Remarks on the functional equation $f(x+1)=g(x)f(x)$ and a uniqueness theorem for the gamma function

TL;DR

This paper investigates the functional equation related to gamma functions, showing how asymptotic conditions can be simplified, and establishes new uniqueness theorems that extend classical results like the Bohr-Mollerup theorem.

Contribution

It generalizes existing uniqueness theorems for solutions of the gamma functional equation by relaxing conditions and introduces new criteria involving log-convexity and log-concavity.

Findings

Asymptotic condition can be reduced to convergence of g(n+1)/g(n) to 1.

Uniqueness of solutions extends to those that are eventually log-convex or log-concave of second order.

A new gamma function uniqueness theorem replaces log-convexity with log-concavity of order two.

Abstract

The topic of gamma type functions and related functional equation $f(x+1)=g(x)f(x)$ has been seriously studied from first half of the twentieth century till now. Regarding unique solutions of the equation the asymptotic condition $\displaystyle{\lim_{x \to \infty}}\frac{g(x+w)}{g(x)}=1$, for each $w>0$, is considered in many serial papers including R. Webster's article (1997). Motivated by the topic of limit summability of real functions (introduced by the author in 2001), we first show that the asymptotic condition in the Webster's paper can be reduced to the convergence of the sequence $\frac{g(n+1)}{g(n)}$ to $1$, and then by removing the initial condition $f(1)=1$ we generalize it. On the other hand, Rassias and Trif proved that if $g$ satisfies another appropriate asymptotic condition, then the equation admits at most one solution $f$, which is eventually $\log$-convex of the second order.
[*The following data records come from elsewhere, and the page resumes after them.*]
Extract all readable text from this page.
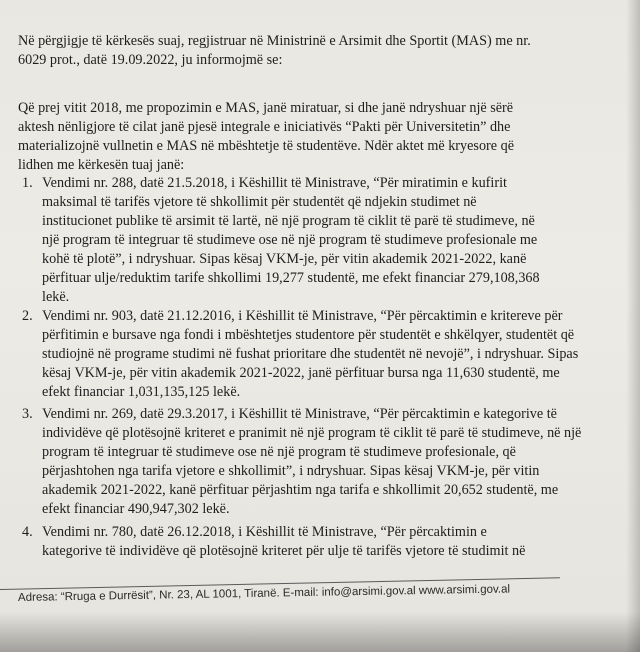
Në përgjigje të kërkesës suaj, regjistruar në Ministrinë e Arsimit dhe Sportit (MAS) me nr.
6029 prot., datë 19.09.2022, ju informojmë se:
Që prej vitit 2018, me propozimin e MAS, janë miratuar, si dhe janë ndryshuar një sërë
aktesh nënligjore të cilat janë pjesë integrale e iniciativës “Pakti për Universitetin” dhe
materializojnë vullnetin e MAS në mbështetje të studentëve. Ndër aktet më kryesore që
lidhen me kërkesën tuaj janë:
1. Vendimi nr. 288, datë 21.5.2018, i Këshillit të Ministrave, “Për miratimin e kufirit
maksimal të tarifës vjetore të shkollimit për studentët që ndjekin studimet në
institucionet publike të arsimit të lartë, në një program të ciklit të parë të studimeve, në
një program të integruar të studimeve ose në një program të studimeve profesionale me
kohë të plotë”, i ndryshuar. Sipas kësaj VKM-je, për vitin akademik 2021-2022, kanë
përfituar ulje/reduktim tarife shkollimi 19,277 studentë, me efekt financiar 279,108,368
lekë.
2. Vendimi nr. 903, datë 21.12.2016, i Këshillit të Ministrave, “Për përcaktimin e kritereve për
përfitimin e bursave nga fondi i mbështetjes studentore për studentët e shkëlqyer, studentët që
studiojnë në programe studimi në fushat prioritare dhe studentët në nevojë”, i ndryshuar. Sipas
kësaj VKM-je, për vitin akademik 2021-2022, janë përfituar bursa nga 11,630 studentë, me
efekt financiar 1,031,135,125 lekë.
3. Vendimi nr. 269, datë 29.3.2017, i Këshillit të Ministrave, “Për përcaktimin e kategorive të
individëve që plotësojnë kriteret e pranimit në një program të ciklit të parë të studimeve, në një
program të integruar të studimeve ose në një program të studimeve profesionale, që
përjashtohen nga tarifa vjetore e shkollimit”, i ndryshuar. Sipas kësaj VKM-je, për vitin
akademik 2021-2022, kanë përfituar përjashtim nga tarifa e shkollimit 20,652 studentë, me
efekt financiar 490,947,302 lekë.
4. Vendimi nr. 780, datë 26.12.2018, i Këshillit të Ministrave, “Për përcaktimin e
kategorive të individëve që plotësojnë kriteret për ulje të tarifës vjetore të studimit në
Adresa: “Rruga e Durrësit”, Nr. 23, AL 1001, Tiranë. E-mail: info@arsimi.gov.al www.arsimi.gov.al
We also sow that without changing the asymptotic condition for this case, a uniqueness theorem similar to the Webster's result is also valid for eventually $\log$-convex solutions $f$ of the second order. This result implies a new uniqueness theorem for the gamma function which states the $\log$-convexity condition in the Bohr-Mollerup Theorem can be replaced by $\log$-concavity of order two. At last, some important questions about them will be asked.